The Beaver is a film that is clearly an attempt to redeem the career of Mel Gibson. Directed by Jodie Foster, a close friend of Gibson, the movie deals with depression, mental illness and multiple chances.
Walter Black is a depression man, whose toy company, that he inherited, is on the brink of bankruptcy. He is having troubles at home too. His wife Meredith (Jodie Foster) has kicked him out and of his two sons, Porter (Anton Yelchin) does not want anything to do with him.

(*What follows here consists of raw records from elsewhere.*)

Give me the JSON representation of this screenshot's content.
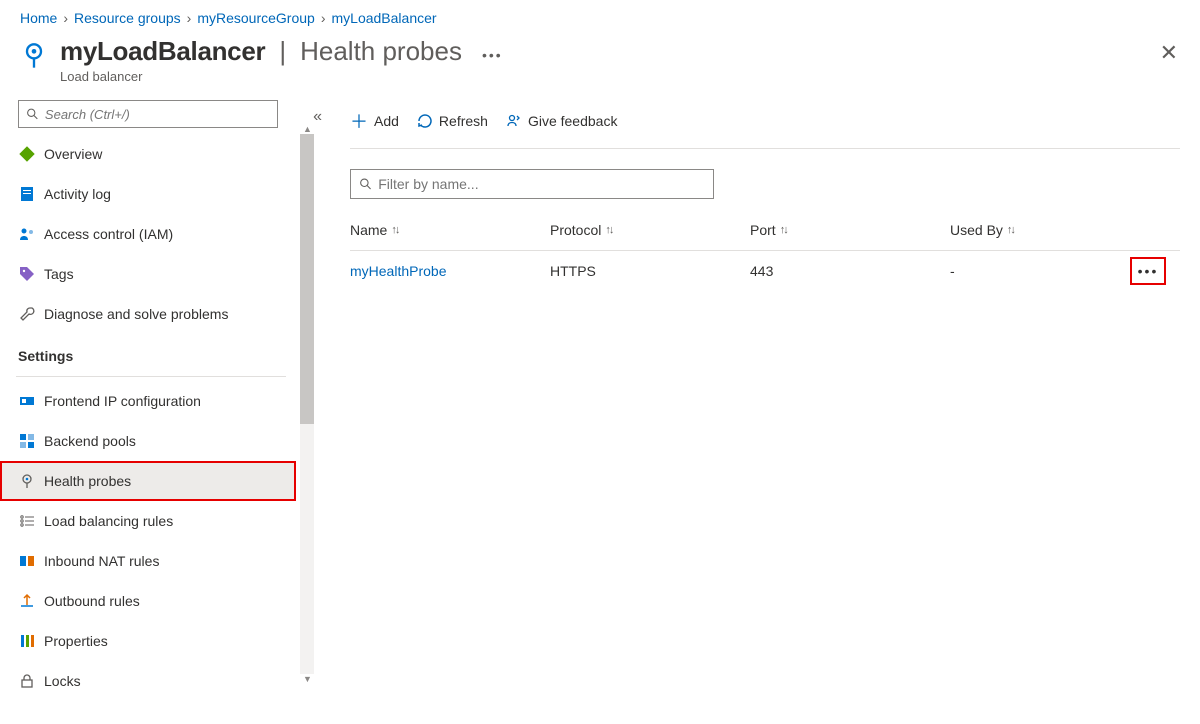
{
  "breadcrumb": [
    {
      "label": "Home"
    },
    {
      "label": "Resource groups"
    },
    {
      "label": "myResourceGroup"
    },
    {
      "label": "myLoadBalancer"
    }
  ],
  "header": {
    "resource_name": "myLoadBalancer",
    "blade_name": "Health probes",
    "subtitle": "Load balancer",
    "search_placeholder": "Search (Ctrl+/)"
  },
  "sidebar": {
    "top_items": [
      {
        "label": "Overview",
        "icon": "diamond"
      },
      {
        "label": "Activity log",
        "icon": "log"
      },
      {
        "label": "Access control (IAM)",
        "icon": "iam"
      },
      {
        "label": "Tags",
        "icon": "tag"
      },
      {
        "label": "Diagnose and solve problems",
        "icon": "wrench"
      }
    ],
    "settings_label": "Settings",
    "settings_items": [
      {
        "label": "Frontend IP configuration",
        "icon": "feip"
      },
      {
        "label": "Backend pools",
        "icon": "bepool"
      },
      {
        "label": "Health probes",
        "icon": "probe",
        "active": true
      },
      {
        "label": "Load balancing rules",
        "icon": "lbrules"
      },
      {
        "label": "Inbound NAT rules",
        "icon": "nat"
      },
      {
        "label": "Outbound rules",
        "icon": "outbound"
      },
      {
        "label": "Properties",
        "icon": "props"
      },
      {
        "label": "Locks",
        "icon": "lock"
      }
    ]
  },
  "toolbar": {
    "add_label": "Add",
    "refresh_label": "Refresh",
    "feedback_label": "Give feedback",
    "filter_placeholder": "Filter by name..."
  },
  "table": {
    "columns": [
      {
        "label": "Name"
      },
      {
        "label": "Protocol"
      },
      {
        "label": "Port"
      },
      {
        "label": "Used By"
      }
    ],
    "rows": [
      {
        "name": "myHealthProbe",
        "protocol": "HTTPS",
        "port": "443",
        "used_by": "-"
      }
    ]
  }
}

His troubles lead to several failed suicide attempts from Walter. After his last one, he found an old hand puppet of a beaver in a dumpster. When he puts the puppet on his hand, he develops a second personality that speaks for and takes over the life of Walter. Named, simply, The Beaver, the personality tries to reorganize Walter’s life while reconnecting with the family he had been separated from.
I remember when this movie first came out. It seemed like a silly film, and, with the Gibson controversy, it was easy to ignore it. However, though there was some dark comedy involved here, this was not a silly, puppet movie. This was a dark, gloomy film with a character that was totally lost and suffering with his mental illness. The Beaver seems to be able to help Walter be successful, but it just meant that The Beaver was becoming dominant.

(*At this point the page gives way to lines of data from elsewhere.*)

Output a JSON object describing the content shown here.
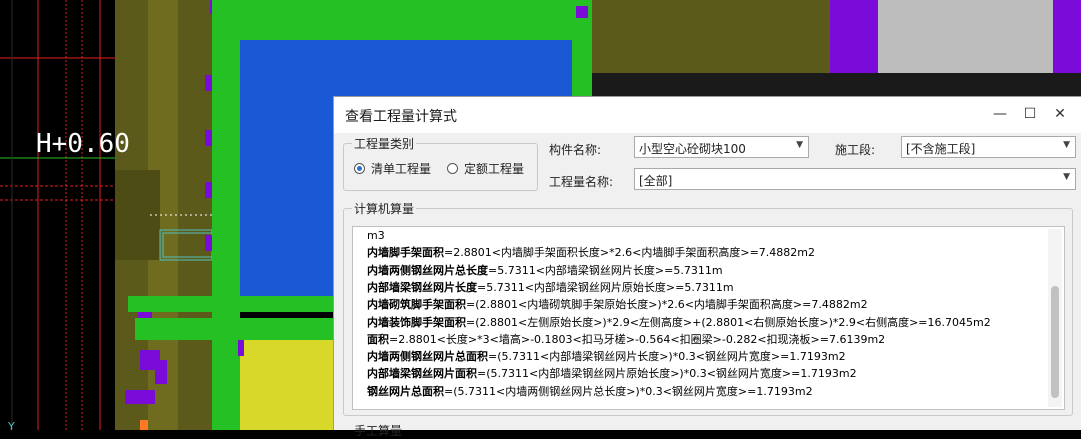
{
  "cad": {
    "elevation_label": "H+0.60"
  },
  "dialog": {
    "title": "查看工程量计算式",
    "qty_type_group": {
      "title": "工程量类别",
      "options": [
        "清单工程量",
        "定额工程量"
      ],
      "selected": "清单工程量"
    },
    "component_name": {
      "label": "构件名称:",
      "value": "小型空心砼砌块100"
    },
    "construction_stage": {
      "label": "施工段:",
      "value": "[不含施工段]"
    },
    "qty_name": {
      "label": "工程量名称:",
      "value": "[全部]"
    },
    "computed": {
      "title": "计算机算量",
      "lines": [
        {
          "name": "",
          "formula": "m3"
        },
        {
          "name": "内墙脚手架面积",
          "formula": "=2.8801<内墙脚手架面积长度>*2.6<内墙脚手架面积高度>=7.4882m2"
        },
        {
          "name": "内墙两侧钢丝网片总长度",
          "formula": "=5.7311<内部墙梁钢丝网片长度>=5.7311m"
        },
        {
          "name": "内部墙梁钢丝网片长度",
          "formula": "=5.7311<内部墙梁钢丝网片原始长度>=5.7311m"
        },
        {
          "name": "内墙砌筑脚手架面积",
          "formula": "=(2.8801<内墙砌筑脚手架原始长度>)*2.6<内墙脚手架面积高度>=7.4882m2"
        },
        {
          "name": "内墙装饰脚手架面积",
          "formula": "=(2.8801<左侧原始长度>)*2.9<左侧高度>+(2.8801<右侧原始长度>)*2.9<右侧高度>=16.7045m2"
        },
        {
          "name": "面积",
          "formula": "=2.8801<长度>*3<墙高>-0.1803<扣马牙槎>-0.564<扣圈梁>-0.282<扣现浇板>=7.6139m2"
        },
        {
          "name": "内墙两侧钢丝网片总面积",
          "formula": "=(5.7311<内部墙梁钢丝网片长度>)*0.3<钢丝网片宽度>=1.7193m2"
        },
        {
          "name": "内部墙梁钢丝网片面积",
          "formula": "=(5.7311<内部墙梁钢丝网片原始长度>)*0.3<钢丝网片宽度>=1.7193m2"
        },
        {
          "name": "钢丝网片总面积",
          "formula": "=(5.7311<内墙两侧钢丝网片总长度>)*0.3<钢丝网片宽度>=1.7193m2"
        }
      ]
    },
    "manual": {
      "title": "手工算量"
    }
  }
}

Porter was having his own issues. Selling himself to other high school students to write papers in their voices, Porter is hired by Norah (Jennifer Lawrence), another student, to write her graduation speech. The problem was that Norah was dealing with her own loss. Porter connected with her but his attempts to help only cause more problems.

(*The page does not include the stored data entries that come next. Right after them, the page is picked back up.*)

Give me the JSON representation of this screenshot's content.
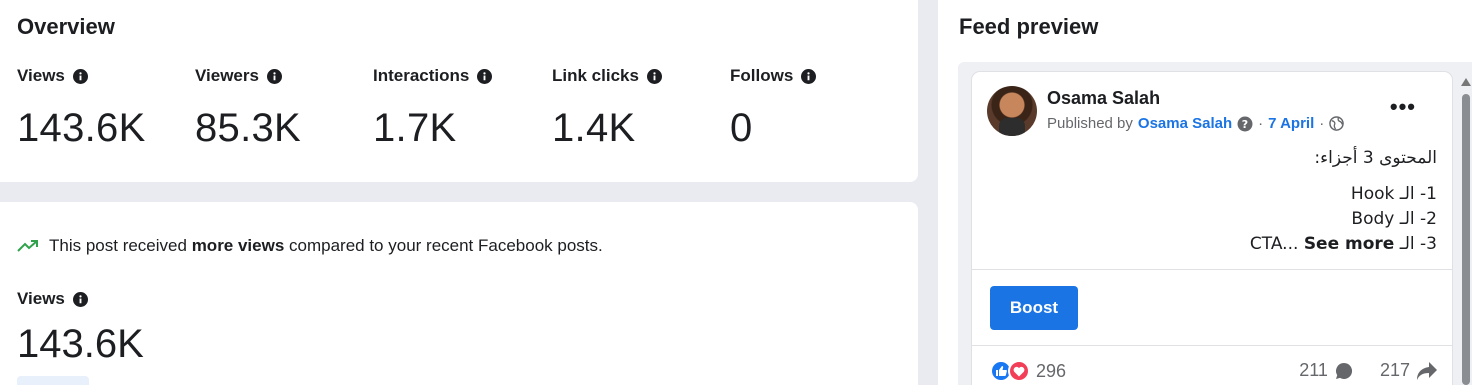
{
  "overview": {
    "title": "Overview",
    "metrics": [
      {
        "label": "Views",
        "value": "143.6K"
      },
      {
        "label": "Viewers",
        "value": "85.3K"
      },
      {
        "label": "Interactions",
        "value": "1.7K"
      },
      {
        "label": "Link clicks",
        "value": "1.4K"
      },
      {
        "label": "Follows",
        "value": "0"
      }
    ]
  },
  "summary": {
    "insight_prefix": "This post received ",
    "insight_bold": "more views",
    "insight_suffix": " compared to your recent Facebook posts.",
    "views_label": "Views",
    "views_value": "143.6K"
  },
  "feed": {
    "title": "Feed preview",
    "author": "Osama Salah",
    "published_by": "Published by",
    "publisher": "Osama Salah",
    "separator": "·",
    "date": "7 April",
    "more": "•••",
    "lines": [
      "المحتوى 3 أجزاء:",
      "1- الـ Hook",
      "2- الـ Body",
      "3- الـ CTA..."
    ],
    "see_more": "See more",
    "boost_label": "Boost",
    "reaction_count": "296",
    "comment_count": "211",
    "share_count": "217"
  },
  "colors": {
    "accent": "#1b74e4",
    "like": "#1877f2",
    "love": "#f33e58",
    "trend": "#31a24c"
  },
  "icons": [
    "info-icon",
    "trend-up-icon",
    "help-icon",
    "globe-icon",
    "like-icon",
    "love-icon",
    "comment-icon",
    "share-icon"
  ]
}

There are some deep issues being dealt with here and it is a completely different movie than I remember seeing trailers about back in 2011. Strong performances by all the cast, a deep character study and just the right amount of dark humor sprinkled in makes The Beaver a film that was unexpectedly decent.
It was sad to see Anton Yelchin in the film. He was such an amazing young actor and his death was just a major tragedy. Who knows what he could have accomplished by now? His performance here is excellent.
The beaver is a very solid movie and, if you can look past Mel Gibson, who shows he is an exceptional actor (while maybe not a good person), this is a film worth the time.